Note que a fórmula da anuidade só funciona quando as parcelas são iguais e começam no final do primeiro período. Se tiver parcelas diferentes ou início adiantado, a abordagem correta é tratar cada fluxo separadamente.

Erros frequentes que custam points

Usar a taxa em formato decimal errado. Se a taxa é 2%, você coloca 0,02, não 2. Isso parece óbvio, mas eu vi pessoa colocar 2 na fórmula e achar que o montante estava com erro. Confundir prazo em dias com prazo em meses. Se a taxa é mensal e o prazo é 90 dias, você não assume automaticamente 3 meses. Depende da convenção do dia comercial ou exato.

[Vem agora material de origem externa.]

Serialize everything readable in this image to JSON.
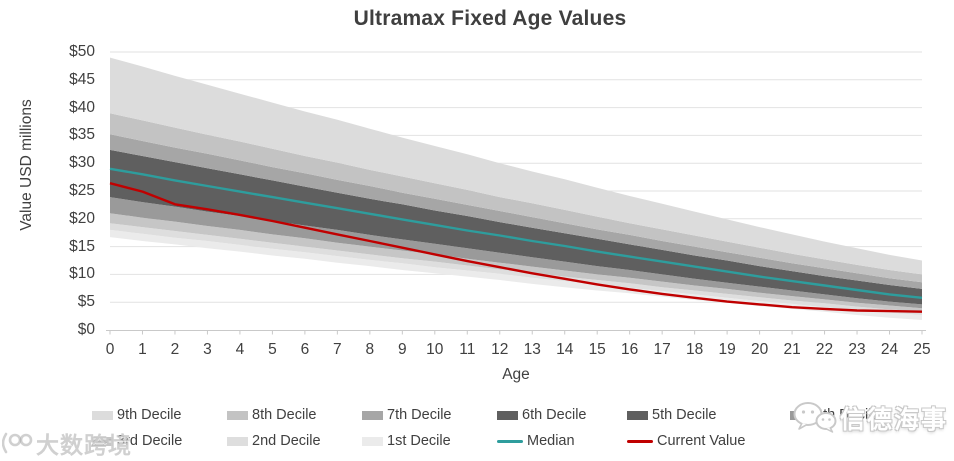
{
  "title": "Ultramax Fixed Age Values",
  "y_axis": {
    "title": "Value USD millions",
    "tick_labels": [
      "$0",
      "$5",
      "$10",
      "$15",
      "$20",
      "$25",
      "$30",
      "$35",
      "$40",
      "$45",
      "$50"
    ],
    "tick_values": [
      0,
      5,
      10,
      15,
      20,
      25,
      30,
      35,
      40,
      45,
      50
    ]
  },
  "x_axis": {
    "title": "Age",
    "tick_labels": [
      "0",
      "1",
      "2",
      "3",
      "4",
      "5",
      "6",
      "7",
      "8",
      "9",
      "10",
      "11",
      "12",
      "13",
      "14",
      "15",
      "16",
      "17",
      "18",
      "19",
      "20",
      "21",
      "22",
      "23",
      "24",
      "25"
    ]
  },
  "legend": {
    "rows": [
      [
        {
          "label": "9th Decile",
          "type": "box",
          "color": "#dcdcdc"
        },
        {
          "label": "8th Decile",
          "type": "box",
          "color": "#c3c3c3"
        },
        {
          "label": "7th Decile",
          "type": "box",
          "color": "#a6a6a6"
        },
        {
          "label": "6th Decile",
          "type": "box",
          "color": "#5f5f5f"
        },
        {
          "label": "5th Decile",
          "type": "box",
          "color": "#5f5f5f"
        },
        {
          "label": "4th Decile",
          "type": "box",
          "color": "#9a9a9a"
        }
      ],
      [
        {
          "label": "3rd Decile",
          "type": "box",
          "color": "#c6c6c6"
        },
        {
          "label": "2nd Decile",
          "type": "box",
          "color": "#dedede"
        },
        {
          "label": "1st Decile",
          "type": "box",
          "color": "#ebebeb"
        },
        {
          "label": "Median",
          "type": "line",
          "color": "#2e9d9d"
        },
        {
          "label": "Current Value",
          "type": "line",
          "color": "#c00000"
        }
      ]
    ]
  },
  "watermarks": {
    "left": "大数跨境",
    "right": "信德海事"
  },
  "colors": {
    "median": "#2e9d9d",
    "current_value": "#c00000",
    "gridline": "#e2e2e2",
    "axis_line": "#c9c9c9",
    "text": "#404040"
  },
  "chart_data": {
    "type": "area",
    "title": "Ultramax Fixed Age Values",
    "xlabel": "Age",
    "ylabel": "Value USD millions",
    "xlim": [
      0,
      25
    ],
    "ylim": [
      0,
      50
    ],
    "grid": true,
    "legend_position": "bottom",
    "x": [
      0,
      1,
      2,
      3,
      4,
      5,
      6,
      7,
      8,
      9,
      10,
      11,
      12,
      13,
      14,
      15,
      16,
      17,
      18,
      19,
      20,
      21,
      22,
      23,
      24,
      25
    ],
    "boundaries": {
      "b0": [
        16.7,
        16.0,
        15.4,
        14.7,
        14.1,
        13.4,
        12.8,
        12.1,
        11.5,
        10.8,
        10.2,
        9.6,
        9.0,
        8.3,
        7.7,
        7.1,
        6.6,
        6.0,
        5.4,
        4.9,
        4.3,
        3.8,
        3.3,
        2.7,
        2.2,
        1.8
      ],
      "b1": [
        18.0,
        17.3,
        16.6,
        16.0,
        15.3,
        14.6,
        14.0,
        13.3,
        12.6,
        12.0,
        11.3,
        10.7,
        10.1,
        9.4,
        8.8,
        8.2,
        7.6,
        7.0,
        6.4,
        5.8,
        5.2,
        4.7,
        4.1,
        3.6,
        3.1,
        2.7
      ],
      "b2": [
        19.2,
        18.5,
        17.8,
        17.1,
        16.4,
        15.7,
        15.0,
        14.3,
        13.6,
        12.9,
        12.3,
        11.6,
        10.9,
        10.3,
        9.6,
        9.0,
        8.4,
        7.7,
        7.1,
        6.5,
        5.9,
        5.3,
        4.8,
        4.2,
        3.7,
        3.3
      ],
      "b3": [
        21.0,
        20.2,
        19.5,
        18.7,
        18.0,
        17.2,
        16.5,
        15.7,
        15.0,
        14.3,
        13.6,
        12.8,
        12.1,
        11.4,
        10.7,
        10.0,
        9.4,
        8.7,
        8.0,
        7.4,
        6.7,
        6.1,
        5.5,
        4.9,
        4.4,
        3.9
      ],
      "b4": [
        23.9,
        23.0,
        22.2,
        21.3,
        20.5,
        19.6,
        18.8,
        18.0,
        17.1,
        16.3,
        15.5,
        14.7,
        13.9,
        13.1,
        12.3,
        11.5,
        10.8,
        10.0,
        9.2,
        8.5,
        7.8,
        7.1,
        6.4,
        5.7,
        5.1,
        4.6
      ],
      "b5": [
        29.0,
        28.0,
        26.9,
        25.9,
        24.9,
        23.9,
        22.9,
        21.9,
        20.9,
        19.9,
        18.9,
        17.9,
        17.0,
        16.0,
        15.1,
        14.1,
        13.2,
        12.3,
        11.4,
        10.5,
        9.6,
        8.8,
        8.0,
        7.2,
        6.4,
        5.8
      ],
      "b6": [
        32.4,
        31.3,
        30.2,
        29.1,
        28.0,
        26.9,
        25.8,
        24.7,
        23.6,
        22.6,
        21.5,
        20.5,
        19.4,
        18.4,
        17.4,
        16.4,
        15.4,
        14.4,
        13.4,
        12.5,
        11.5,
        10.6,
        9.7,
        8.9,
        8.1,
        7.4
      ],
      "b7": [
        35.2,
        34.0,
        32.8,
        31.7,
        30.5,
        29.3,
        28.2,
        27.0,
        25.9,
        24.7,
        23.6,
        22.5,
        21.4,
        20.3,
        19.2,
        18.1,
        17.1,
        16.0,
        15.0,
        14.0,
        13.0,
        12.0,
        11.1,
        10.2,
        9.3,
        8.6
      ],
      "b8": [
        39.0,
        37.7,
        36.4,
        35.1,
        33.9,
        32.6,
        31.3,
        30.1,
        28.8,
        27.6,
        26.4,
        25.2,
        23.9,
        22.8,
        21.6,
        20.4,
        19.2,
        18.1,
        17.0,
        15.9,
        14.8,
        13.7,
        12.7,
        11.7,
        10.8,
        10.0
      ],
      "b9": [
        49.0,
        47.4,
        45.7,
        44.1,
        42.5,
        40.9,
        39.3,
        37.8,
        36.2,
        34.6,
        33.1,
        31.6,
        30.0,
        28.5,
        27.1,
        25.6,
        24.1,
        22.7,
        21.3,
        19.9,
        18.5,
        17.2,
        15.9,
        14.7,
        13.5,
        12.5
      ]
    },
    "bands": [
      {
        "name": "1st Decile",
        "lower": "b0",
        "upper": "b1",
        "color": "#ebebeb"
      },
      {
        "name": "2nd Decile",
        "lower": "b1",
        "upper": "b2",
        "color": "#dedede"
      },
      {
        "name": "3rd Decile",
        "lower": "b2",
        "upper": "b3",
        "color": "#c6c6c6"
      },
      {
        "name": "4th Decile",
        "lower": "b3",
        "upper": "b4",
        "color": "#9a9a9a"
      },
      {
        "name": "5th Decile",
        "lower": "b4",
        "upper": "b5",
        "color": "#5f5f5f"
      },
      {
        "name": "6th Decile",
        "lower": "b5",
        "upper": "b6",
        "color": "#5f5f5f"
      },
      {
        "name": "7th Decile",
        "lower": "b6",
        "upper": "b7",
        "color": "#a6a6a6"
      },
      {
        "name": "8th Decile",
        "lower": "b7",
        "upper": "b8",
        "color": "#c3c3c3"
      },
      {
        "name": "9th Decile",
        "lower": "b8",
        "upper": "b9",
        "color": "#dcdcdc"
      }
    ],
    "series": [
      {
        "name": "Median",
        "color": "#2e9d9d",
        "values": [
          29.0,
          28.0,
          26.9,
          25.9,
          24.9,
          23.9,
          22.9,
          21.9,
          20.9,
          19.9,
          18.9,
          17.9,
          17.0,
          16.0,
          15.1,
          14.1,
          13.2,
          12.3,
          11.4,
          10.5,
          9.6,
          8.8,
          8.0,
          7.2,
          6.4,
          5.8
        ]
      },
      {
        "name": "Current Value",
        "color": "#c00000",
        "values": [
          26.4,
          24.9,
          22.6,
          21.7,
          20.7,
          19.6,
          18.4,
          17.2,
          16.0,
          14.8,
          13.6,
          12.4,
          11.3,
          10.2,
          9.2,
          8.2,
          7.3,
          6.5,
          5.8,
          5.1,
          4.6,
          4.1,
          3.8,
          3.5,
          3.4,
          3.3
        ]
      }
    ]
  }
}
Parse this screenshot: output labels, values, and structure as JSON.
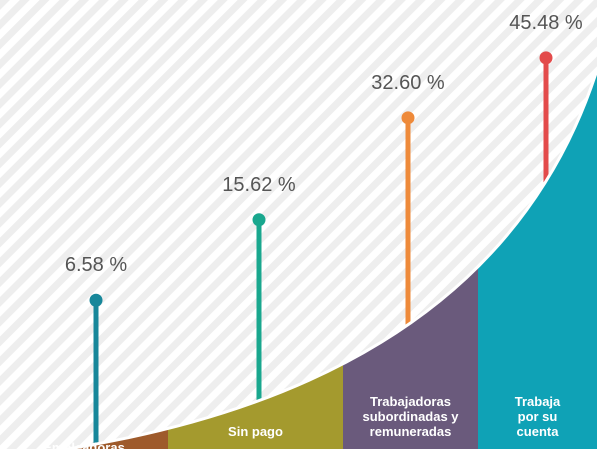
{
  "chart_data": {
    "type": "lollipop",
    "categories": [
      "Empleadoras",
      "Sin pago",
      "Trabajadoras\nsubordinadas y\nremuneradas",
      "Trabaja\npor su\ncuenta"
    ],
    "values": [
      6.58,
      15.62,
      32.6,
      45.48
    ],
    "value_labels": [
      "6.58 %",
      "15.62 %",
      "32.60 %",
      "45.48 %"
    ],
    "colors": [
      "#9e5a2b",
      "#a49a2e",
      "#6a5a7c",
      "#0fa2b6"
    ],
    "marker_colors": [
      "#17879a",
      "#19a78e",
      "#ee8a3a",
      "#e34b4b"
    ]
  }
}
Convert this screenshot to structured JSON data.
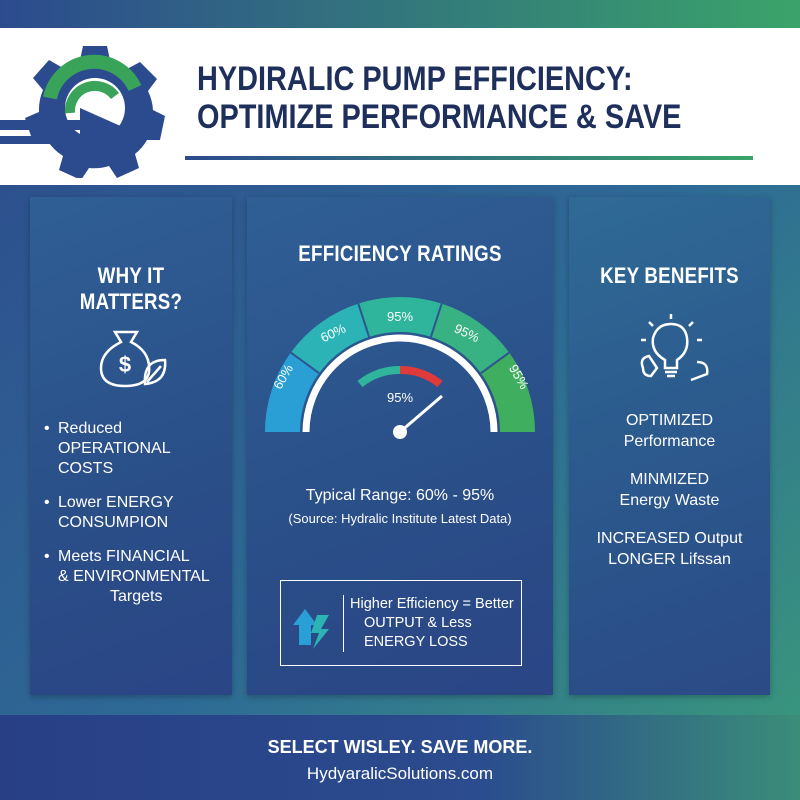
{
  "header": {
    "title_lines": [
      "HYDIRALIC PUMP EFFICIENCY:",
      "OPTIMIZE PERFORMANCE & SAVE"
    ]
  },
  "left_panel": {
    "title": "WHY IT MATTERS?",
    "bullets": [
      [
        "Reduced OPERATIONAL",
        "COSTS"
      ],
      [
        "Lower ENERGY",
        "CONSUMPION"
      ],
      [
        "Meets FINANCIAL",
        "& ENVIRONMENTAL",
        "Targets"
      ]
    ]
  },
  "middle_panel": {
    "title": "EFFICIENCY RATINGS",
    "gauge_labels": [
      "60%",
      "60%",
      "95%",
      "95%",
      "95%"
    ],
    "gauge_center_label": "95%",
    "typical_range": "Typical Range: 60% - 95%",
    "source": "(Source: Hydralic Institute Latest Data)",
    "callout_lines": [
      "Higher Efficiency = Better",
      "OUTPUT & Less",
      "ENERGY LOSS"
    ]
  },
  "right_panel": {
    "title": "KEY BENEFITS",
    "items": [
      [
        "OPTIMIZED",
        "Performance"
      ],
      [
        "MINMIZED",
        "Energy Waste"
      ],
      [
        "INCREASED Output",
        "LONGER Lifssan"
      ]
    ]
  },
  "footer": {
    "tagline": "SELECT WISLEY. SAVE MORE.",
    "website": "HydyaralicSolutions.com"
  }
}
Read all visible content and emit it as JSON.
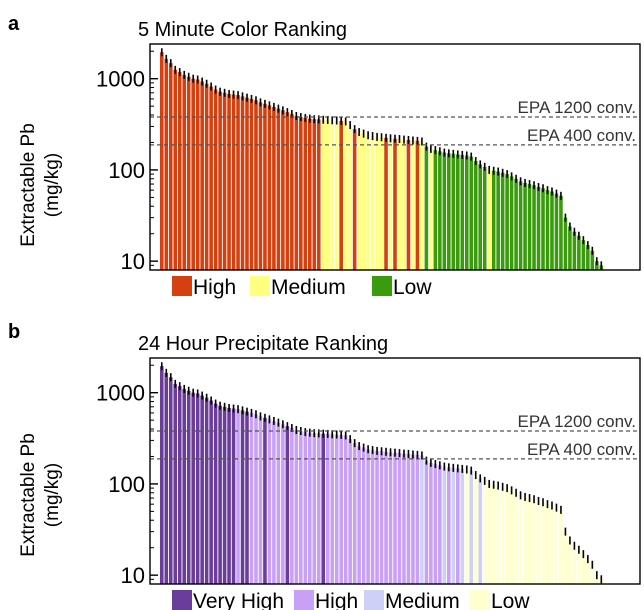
{
  "figure": {
    "shared_ylabel_line1": "Extractable Pb",
    "shared_ylabel_line2": "(mg/kg)"
  },
  "chart_data": [
    {
      "panel": "a",
      "type": "bar",
      "title": "5 Minute Color Ranking",
      "ylabel": "Extractable Pb (mg/kg)",
      "xlabel": "",
      "yscale": "log",
      "ylim": [
        8,
        2400
      ],
      "ytick_values": [
        10,
        100,
        1000
      ],
      "ytick_labels": [
        "10",
        "100",
        "1000"
      ],
      "grid": false,
      "legend_position": "bottom",
      "error_bars": true,
      "legend": [
        {
          "label": "High",
          "color": "#d4400f"
        },
        {
          "label": "Medium",
          "color": "#ffff80"
        },
        {
          "label": "Low",
          "color": "#3b9b0f"
        }
      ],
      "reference_lines": [
        {
          "label": "EPA 1200 conv.",
          "value": 380
        },
        {
          "label": "EPA 400 conv.",
          "value": 188
        }
      ],
      "values": [
        1950,
        1650,
        1480,
        1250,
        1180,
        1100,
        1050,
        1000,
        980,
        930,
        880,
        820,
        760,
        720,
        700,
        680,
        670,
        660,
        640,
        620,
        600,
        580,
        550,
        530,
        510,
        490,
        470,
        450,
        430,
        410,
        390,
        380,
        370,
        365,
        360,
        358,
        355,
        353,
        350,
        348,
        345,
        340,
        310,
        280,
        260,
        250,
        240,
        235,
        230,
        228,
        225,
        222,
        220,
        218,
        215,
        213,
        210,
        208,
        205,
        180,
        170,
        165,
        160,
        155,
        152,
        150,
        148,
        146,
        144,
        140,
        125,
        115,
        108,
        100,
        98,
        96,
        93,
        90,
        85,
        80,
        75,
        72,
        70,
        68,
        65,
        63,
        60,
        58,
        55,
        52,
        30,
        24,
        21,
        19,
        17,
        15,
        13,
        10,
        9
      ],
      "categories": [
        "High",
        "High",
        "High",
        "High",
        "High",
        "High",
        "High",
        "High",
        "High",
        "High",
        "High",
        "High",
        "High",
        "High",
        "High",
        "High",
        "High",
        "High",
        "High",
        "High",
        "High",
        "High",
        "High",
        "High",
        "High",
        "High",
        "High",
        "High",
        "High",
        "High",
        "High",
        "High",
        "High",
        "High",
        "High",
        "High",
        "Medium",
        "Medium",
        "Medium",
        "Medium",
        "High",
        "Medium",
        "Medium",
        "High",
        "Medium",
        "Medium",
        "Medium",
        "Medium",
        "Medium",
        "Medium",
        "High",
        "Medium",
        "High",
        "Medium",
        "Medium",
        "High",
        "Medium",
        "High",
        "Medium",
        "Low",
        "Medium",
        "Low",
        "Low",
        "Low",
        "Low",
        "Low",
        "Low",
        "Low",
        "Low",
        "Low",
        "Low",
        "Low",
        "Low",
        "Medium",
        "Low",
        "Low",
        "Low",
        "Low",
        "Low",
        "Low",
        "Low",
        "Low",
        "Low",
        "Low",
        "Low",
        "Low",
        "Low",
        "Low",
        "Low",
        "Low",
        "Low",
        "Low",
        "Low",
        "Low",
        "Low",
        "Low",
        "Low",
        "Low",
        "Low"
      ]
    },
    {
      "panel": "b",
      "type": "bar",
      "title": "24 Hour Precipitate Ranking",
      "ylabel": "Extractable Pb (mg/kg)",
      "xlabel": "",
      "yscale": "log",
      "ylim": [
        8,
        2400
      ],
      "ytick_values": [
        10,
        100,
        1000
      ],
      "ytick_labels": [
        "10",
        "100",
        "1000"
      ],
      "grid": false,
      "legend_position": "bottom",
      "error_bars": true,
      "legend": [
        {
          "label": "Very High",
          "color": "#6a3d9a"
        },
        {
          "label": "High",
          "color": "#c8a0f5"
        },
        {
          "label": "Medium",
          "color": "#cdd0f8"
        },
        {
          "label": "Low",
          "color": "#ffffd0"
        }
      ],
      "reference_lines": [
        {
          "label": "EPA 1200 conv.",
          "value": 380
        },
        {
          "label": "EPA 400 conv.",
          "value": 188
        }
      ],
      "values": [
        1950,
        1650,
        1480,
        1250,
        1180,
        1100,
        1050,
        1000,
        980,
        930,
        880,
        820,
        760,
        720,
        700,
        680,
        670,
        660,
        640,
        620,
        600,
        580,
        550,
        530,
        510,
        490,
        470,
        450,
        430,
        410,
        390,
        380,
        370,
        365,
        360,
        358,
        355,
        353,
        350,
        348,
        345,
        340,
        310,
        280,
        260,
        250,
        240,
        235,
        230,
        228,
        225,
        222,
        220,
        218,
        215,
        213,
        210,
        208,
        205,
        180,
        170,
        165,
        160,
        155,
        152,
        150,
        148,
        146,
        144,
        140,
        125,
        115,
        108,
        100,
        98,
        96,
        93,
        90,
        85,
        80,
        75,
        72,
        70,
        68,
        65,
        63,
        60,
        58,
        55,
        52,
        30,
        24,
        21,
        19,
        17,
        15,
        13,
        10,
        9
      ],
      "categories": [
        "Very High",
        "Very High",
        "Very High",
        "Very High",
        "Very High",
        "Very High",
        "Very High",
        "Very High",
        "Very High",
        "Very High",
        "Very High",
        "Very High",
        "Very High",
        "Very High",
        "Very High",
        "Very High",
        "Very High",
        "High",
        "Very High",
        "Very High",
        "High",
        "High",
        "High",
        "Very High",
        "High",
        "High",
        "High",
        "High",
        "Very High",
        "High",
        "High",
        "High",
        "High",
        "High",
        "High",
        "High",
        "Very High",
        "High",
        "High",
        "High",
        "High",
        "High",
        "High",
        "High",
        "High",
        "High",
        "High",
        "High",
        "High",
        "High",
        "High",
        "High",
        "High",
        "High",
        "High",
        "High",
        "High",
        "High",
        "Medium",
        "High",
        "High",
        "High",
        "High",
        "Medium",
        "High",
        "Medium",
        "High",
        "Medium",
        "Low",
        "Medium",
        "Low",
        "Medium",
        "Low",
        "Low",
        "Low",
        "Low",
        "Low",
        "Low",
        "Low",
        "Low",
        "Low",
        "Low",
        "Low",
        "Low",
        "Low",
        "Low",
        "Low",
        "Low",
        "Low",
        "Low",
        "Low",
        "Low",
        "Low",
        "Low",
        "Low",
        "Low",
        "Low",
        "Low",
        "Low"
      ]
    }
  ]
}
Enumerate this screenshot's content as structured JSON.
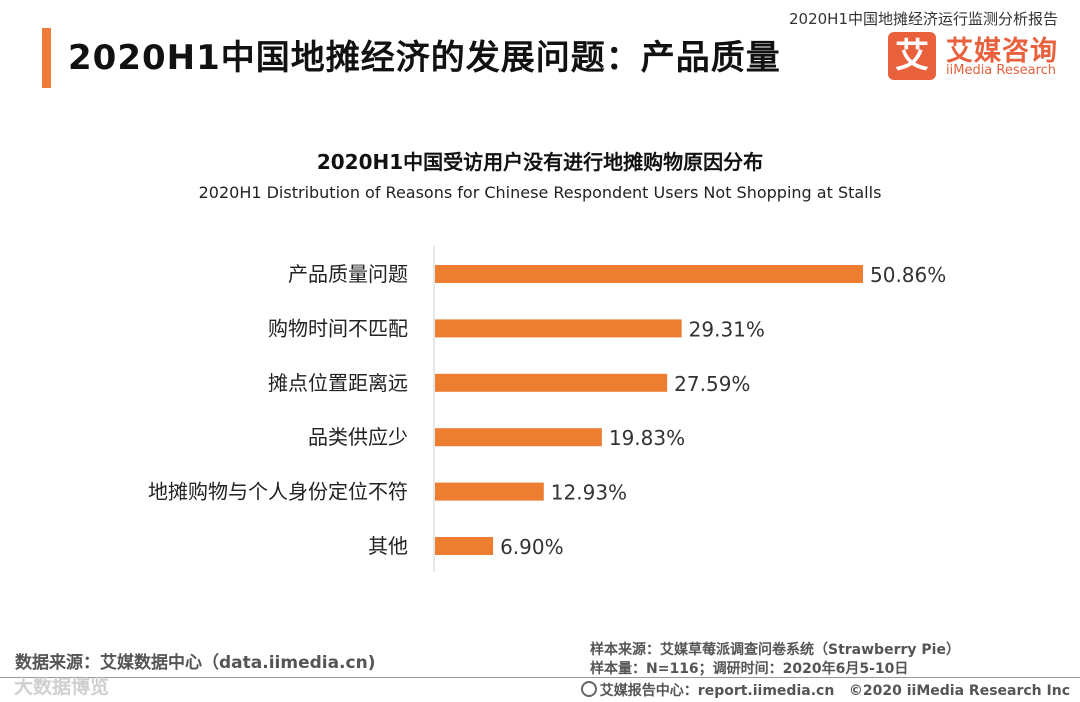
{
  "header": {
    "report_name": "2020H1中国地摊经济运行监测分析报告",
    "page_title": "2020H1中国地摊经济的发展问题：产品质量",
    "logo_mark": "艾",
    "logo_cn": "艾媒咨询",
    "logo_en": "iiMedia Research"
  },
  "colors": {
    "accent": "#ef7b3a",
    "bar": "#ed7d31",
    "logo": "#e8603c"
  },
  "chart_data": {
    "type": "bar",
    "orientation": "horizontal",
    "title": "2020H1中国受访用户没有进行地摊购物原因分布",
    "subtitle": "2020H1 Distribution of Reasons for Chinese Respondent Users Not Shopping at Stalls",
    "categories": [
      "产品质量问题",
      "购物时间不匹配",
      "摊点位置距离远",
      "品类供应少",
      "地摊购物与个人身份定位不符",
      "其他"
    ],
    "values": [
      50.86,
      29.31,
      27.59,
      19.83,
      12.93,
      6.9
    ],
    "value_labels": [
      "50.86%",
      "29.31%",
      "27.59%",
      "19.83%",
      "12.93%",
      "6.90%"
    ],
    "unit": "%",
    "xlim": [
      0,
      60
    ],
    "xlabel": "",
    "ylabel": "",
    "grid": false,
    "legend": "none"
  },
  "footer": {
    "data_source": "数据来源：艾媒数据中心（data.iimedia.cn)",
    "sample_source": "样本来源：艾媒草莓派调查问卷系统（Strawberry Pie）",
    "sample_info": "样本量：N=116；调研时间：2020年6月5-10日",
    "report_center": "艾媒报告中心：report.iimedia.cn",
    "copyright": "©2020  iiMedia Research  Inc",
    "watermark": "大数据博览"
  }
}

Em provas, geralmente pedem convenção comercial, ou seja, 3 meses. Mas em contratos reais, isso pode variar.

Achar que crescimento exponencial é sempre rápido demais. Uma taxa de 0,5% ao mês parece baixa, mas em 60 meses rende cerca de 34,9% no total. A confusão é natural porque as pessoas comparam com juros simples mentalmente.

Limitações do modelo

Juros compostos pressupõem taxa constante e capitalização regular. Na prática, taxas variáveis como a TR nos financiamentos brasileiros quebram essa premissa. Você não consegue usar uma única fórmula fechada; precisa fazer simulação passo a passo, recalculando o saldo devedor a cada reajuste. Isso aumenta o tempo de cálculo de minutos para horas, dependendo da complexidade. Outra limitação: a fórmula de anuidade não captura taxas de administração, seguro obrigatório, multa por atraso ou correção monetária separada. Se o problema inclui esses itens, o resultado da fórmula será apenas uma aproximação do valor real devido.

Para cenários com variabilidade de taxa, prefira planilhas com simulação mensal em vez de fórmulas fechadas. O tempo extra vale a precisão.

Material de apoio

Se quer praticar questões sobre juros compostos, recomendo começar com exercícios que cubram conversão de taxas, período de carência e anuidades. Existem coleções online com resolução comentada que mostram o erro típico de cada item. Procure materiais que incluam gabarito com explicação, não apenas a resposta final. Saber onde errou é mais útil do que saber que errou.